Über den Dächern von Paris
Die Riesenbühne der Pariser Bastille-Oper lädt zu großen Bildvisionen ein. Warum nur, wie’s im Textbuch steht, eine enge nächtliche Straße mit schäbiger Taverne im Hintergrund, wenn man sich gleichsam das ganze Paris in Form einer Landschaft aus Dächern, Kaminen, hohen Mietskasernen im Hintergrund und unter einem nachthellen Himmel auf die Szene zaubern kann? Nicky Rietis bildnerische Fantasie schwelgt in Filmerinnerungen.

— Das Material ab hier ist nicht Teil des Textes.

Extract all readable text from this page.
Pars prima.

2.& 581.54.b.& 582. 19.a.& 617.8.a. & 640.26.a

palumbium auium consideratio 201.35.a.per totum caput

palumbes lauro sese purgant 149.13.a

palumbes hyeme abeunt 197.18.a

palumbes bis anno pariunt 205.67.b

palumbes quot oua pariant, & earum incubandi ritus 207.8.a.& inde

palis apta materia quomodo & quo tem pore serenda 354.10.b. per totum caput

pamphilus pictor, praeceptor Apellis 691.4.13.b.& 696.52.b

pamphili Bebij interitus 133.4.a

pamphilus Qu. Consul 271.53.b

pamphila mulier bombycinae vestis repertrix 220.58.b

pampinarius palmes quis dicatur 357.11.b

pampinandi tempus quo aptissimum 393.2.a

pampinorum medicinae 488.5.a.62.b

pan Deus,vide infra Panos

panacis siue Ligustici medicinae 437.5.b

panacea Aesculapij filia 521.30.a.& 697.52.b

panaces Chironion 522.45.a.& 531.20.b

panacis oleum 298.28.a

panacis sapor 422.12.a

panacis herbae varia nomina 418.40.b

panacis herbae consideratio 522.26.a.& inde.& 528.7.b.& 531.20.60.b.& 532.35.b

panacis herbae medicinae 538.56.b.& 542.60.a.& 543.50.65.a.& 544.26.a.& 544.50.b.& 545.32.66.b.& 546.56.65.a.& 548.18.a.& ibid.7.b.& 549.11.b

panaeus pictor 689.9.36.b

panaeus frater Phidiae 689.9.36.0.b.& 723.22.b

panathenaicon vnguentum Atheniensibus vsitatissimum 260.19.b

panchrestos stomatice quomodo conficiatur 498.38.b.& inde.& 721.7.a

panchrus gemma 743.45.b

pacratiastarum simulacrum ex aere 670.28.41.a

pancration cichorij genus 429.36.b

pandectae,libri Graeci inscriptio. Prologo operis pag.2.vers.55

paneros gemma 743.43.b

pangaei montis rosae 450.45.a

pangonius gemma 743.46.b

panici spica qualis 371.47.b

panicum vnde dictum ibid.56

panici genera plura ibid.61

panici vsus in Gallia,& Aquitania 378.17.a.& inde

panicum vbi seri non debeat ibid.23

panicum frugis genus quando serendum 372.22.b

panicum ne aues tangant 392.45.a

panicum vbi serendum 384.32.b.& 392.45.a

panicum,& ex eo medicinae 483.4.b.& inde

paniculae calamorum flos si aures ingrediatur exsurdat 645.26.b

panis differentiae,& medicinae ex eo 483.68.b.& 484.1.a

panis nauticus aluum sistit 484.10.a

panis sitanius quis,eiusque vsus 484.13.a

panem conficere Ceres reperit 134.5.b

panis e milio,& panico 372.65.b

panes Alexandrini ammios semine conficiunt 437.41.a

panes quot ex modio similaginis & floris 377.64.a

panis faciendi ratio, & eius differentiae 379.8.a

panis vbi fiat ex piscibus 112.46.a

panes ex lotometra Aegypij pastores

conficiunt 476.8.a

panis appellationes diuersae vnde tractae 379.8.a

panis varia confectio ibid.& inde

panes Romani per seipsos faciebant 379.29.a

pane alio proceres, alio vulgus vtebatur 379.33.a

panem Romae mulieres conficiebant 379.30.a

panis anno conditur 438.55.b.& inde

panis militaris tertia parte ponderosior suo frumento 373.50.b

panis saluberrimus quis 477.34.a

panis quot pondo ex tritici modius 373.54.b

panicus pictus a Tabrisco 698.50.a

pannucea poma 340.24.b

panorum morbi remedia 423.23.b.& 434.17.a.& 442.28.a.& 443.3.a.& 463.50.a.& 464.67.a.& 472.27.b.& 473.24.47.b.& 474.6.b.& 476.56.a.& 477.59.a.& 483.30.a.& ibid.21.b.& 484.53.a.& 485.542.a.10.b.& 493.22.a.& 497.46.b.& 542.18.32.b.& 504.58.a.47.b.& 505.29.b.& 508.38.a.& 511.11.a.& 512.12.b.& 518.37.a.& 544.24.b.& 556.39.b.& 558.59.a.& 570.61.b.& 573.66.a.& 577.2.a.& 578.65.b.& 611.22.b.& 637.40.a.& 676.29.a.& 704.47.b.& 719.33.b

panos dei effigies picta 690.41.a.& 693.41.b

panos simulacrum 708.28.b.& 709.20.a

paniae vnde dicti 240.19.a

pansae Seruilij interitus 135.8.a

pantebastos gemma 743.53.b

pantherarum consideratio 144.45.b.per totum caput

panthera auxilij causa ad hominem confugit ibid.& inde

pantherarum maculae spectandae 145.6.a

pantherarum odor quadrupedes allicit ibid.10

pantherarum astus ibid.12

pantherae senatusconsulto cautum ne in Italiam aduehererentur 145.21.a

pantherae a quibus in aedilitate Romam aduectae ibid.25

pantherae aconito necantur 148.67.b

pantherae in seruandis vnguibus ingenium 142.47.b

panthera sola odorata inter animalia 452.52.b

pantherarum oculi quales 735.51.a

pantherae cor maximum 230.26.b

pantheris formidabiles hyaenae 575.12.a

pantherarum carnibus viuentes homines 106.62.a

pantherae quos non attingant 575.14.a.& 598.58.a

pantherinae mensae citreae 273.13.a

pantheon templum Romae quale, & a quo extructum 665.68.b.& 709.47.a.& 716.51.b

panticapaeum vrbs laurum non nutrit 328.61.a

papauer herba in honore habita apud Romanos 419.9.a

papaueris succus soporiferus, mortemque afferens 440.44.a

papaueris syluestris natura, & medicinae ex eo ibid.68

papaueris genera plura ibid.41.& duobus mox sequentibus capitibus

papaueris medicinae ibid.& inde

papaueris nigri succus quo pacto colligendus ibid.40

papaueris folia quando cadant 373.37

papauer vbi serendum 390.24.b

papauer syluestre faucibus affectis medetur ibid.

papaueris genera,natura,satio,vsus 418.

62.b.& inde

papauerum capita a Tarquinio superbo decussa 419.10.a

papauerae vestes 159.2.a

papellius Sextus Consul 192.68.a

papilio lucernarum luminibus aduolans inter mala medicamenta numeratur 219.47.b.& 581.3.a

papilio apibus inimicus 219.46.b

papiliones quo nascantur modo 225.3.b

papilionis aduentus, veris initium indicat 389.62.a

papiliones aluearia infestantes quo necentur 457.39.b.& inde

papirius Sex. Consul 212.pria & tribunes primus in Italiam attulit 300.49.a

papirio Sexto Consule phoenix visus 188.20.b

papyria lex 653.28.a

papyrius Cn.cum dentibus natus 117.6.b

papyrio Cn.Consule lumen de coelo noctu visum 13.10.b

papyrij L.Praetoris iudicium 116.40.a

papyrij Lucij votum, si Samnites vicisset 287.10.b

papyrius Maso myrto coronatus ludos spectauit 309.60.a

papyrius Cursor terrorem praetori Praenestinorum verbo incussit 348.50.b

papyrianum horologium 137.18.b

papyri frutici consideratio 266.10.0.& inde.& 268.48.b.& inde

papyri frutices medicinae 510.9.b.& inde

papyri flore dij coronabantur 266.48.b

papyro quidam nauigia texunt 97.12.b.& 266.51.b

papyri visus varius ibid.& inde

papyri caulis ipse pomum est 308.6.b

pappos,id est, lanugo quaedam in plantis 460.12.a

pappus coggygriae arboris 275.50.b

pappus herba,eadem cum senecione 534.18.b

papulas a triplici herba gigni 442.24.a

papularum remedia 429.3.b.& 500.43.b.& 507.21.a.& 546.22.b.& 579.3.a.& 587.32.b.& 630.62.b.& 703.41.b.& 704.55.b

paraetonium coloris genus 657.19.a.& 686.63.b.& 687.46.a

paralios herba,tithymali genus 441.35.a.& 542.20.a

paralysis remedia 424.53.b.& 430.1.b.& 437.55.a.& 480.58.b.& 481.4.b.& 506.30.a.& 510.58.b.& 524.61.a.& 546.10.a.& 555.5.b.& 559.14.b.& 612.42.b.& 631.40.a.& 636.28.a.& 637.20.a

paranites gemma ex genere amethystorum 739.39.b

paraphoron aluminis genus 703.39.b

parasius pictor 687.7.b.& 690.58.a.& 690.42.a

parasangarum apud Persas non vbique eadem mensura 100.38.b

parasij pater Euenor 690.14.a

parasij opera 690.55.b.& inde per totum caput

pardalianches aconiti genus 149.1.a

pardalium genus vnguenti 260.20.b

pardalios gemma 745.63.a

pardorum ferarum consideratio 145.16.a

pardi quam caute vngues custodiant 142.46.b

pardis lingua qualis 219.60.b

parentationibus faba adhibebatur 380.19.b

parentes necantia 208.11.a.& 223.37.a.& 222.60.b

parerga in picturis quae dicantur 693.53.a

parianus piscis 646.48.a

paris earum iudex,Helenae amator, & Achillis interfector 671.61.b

Im Krimikino spielten die Dächer von Paris oder Nizza oder Marseille schon oft die Hauptrolle, warum also nicht auch zur Abwechslung einmal in der Oper, besonders wenn es sich um einen Krimi handelt wie bei Hindemiths «Cardillac»? Das Pariser Publikum, das die neue Inszenierung förmlich stürmte, war von der Optik der Aufführung entzückt. Wer wollte da mäkelig sein und das mühsame Herumstolpern der Akteure auf dem zerklüfteten «Dach»-Boden bemerken? Die meisten solcher effektmachenden Bildeinfälle behindern eher das Spiel, als es zu befördern. Der Versuch des Goldschmieds Cardillac, den Offizier, der ihm seine Kette abgekauft hatte, zu erstechen, scheiterte nicht nur an der Reaktionsschnelligkeit des trainierten Kämpfers, sondern auch an den vielen Luken, ...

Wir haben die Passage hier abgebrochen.